Nach dem Beschuss des Kyjiwer Höhlenklosters: Die Aufräumarbeiten laufen
Nach Angaben von UATV: Mehr als 70 Einsatzkräfte und 24 Fahrzeuge sind im Einsatz, um die Schäden zu beseitigen, die ein russischer Angriff auf das historische Kyjiwer Höhlenkloster verursacht hat. Die Attacke in der Nacht zum 15. Juni 2023 löste einen Brand auf rund 800 Quadratmetern aus. Die verursachten Schäden werden auf über 500 Millionen Griwna beziffert.

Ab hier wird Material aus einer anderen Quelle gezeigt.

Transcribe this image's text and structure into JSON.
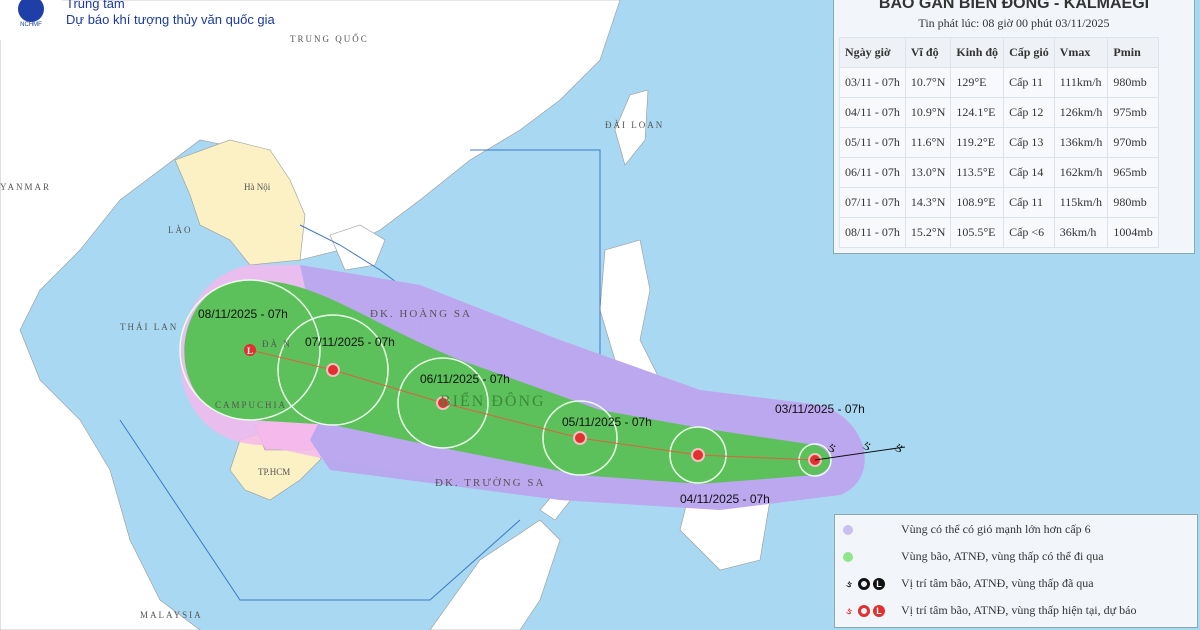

Nach Angaben des ukrainischen Sicherheitsdienstes kam bei dem Angriff eine Drohne vom Typ 'Geran-2' zum Einsatz. Der Generaldirektor des Nationalen Schutzgebiets, Maksym Ostapenko, bestätigte, dass die Zerstörungen die genannte Summe übersteigen.
Präsident Wolodymyr Selenskyj äußerte sich zu dem Vorfall: 'Die durch den Angriff beschädigten Bauwerke werden wiederhergestellt.'
Die Aufräum- und Sicherungsarbeiten dauern an. Die Rettungskräfte konzentrieren sich darauf, die Trümmer zu beseitigen und die historische Bausubstanz zu sichern.
Warum die Wiederherstellung des kulturellen Erbes so wichtig ist
Der Beschuss des Höhlenklosters ist Teil einer Serie großangelegter Attacken der russischen Armee auf ukrainische Infrastruktur und Kulturgüter. Die Reparatur solcher historisch bedeutender Stätten ist essenziell, um die nationale Identität und das kulturelle Gedächtnis des Landes zu bewahren. Der Vorfall unterstreicht erneut, wie dringend die Ukraine weiterhin auf internationale Unterstützung angewiesen ist, um sich gegen äußere Bedrohungen zu behaupten.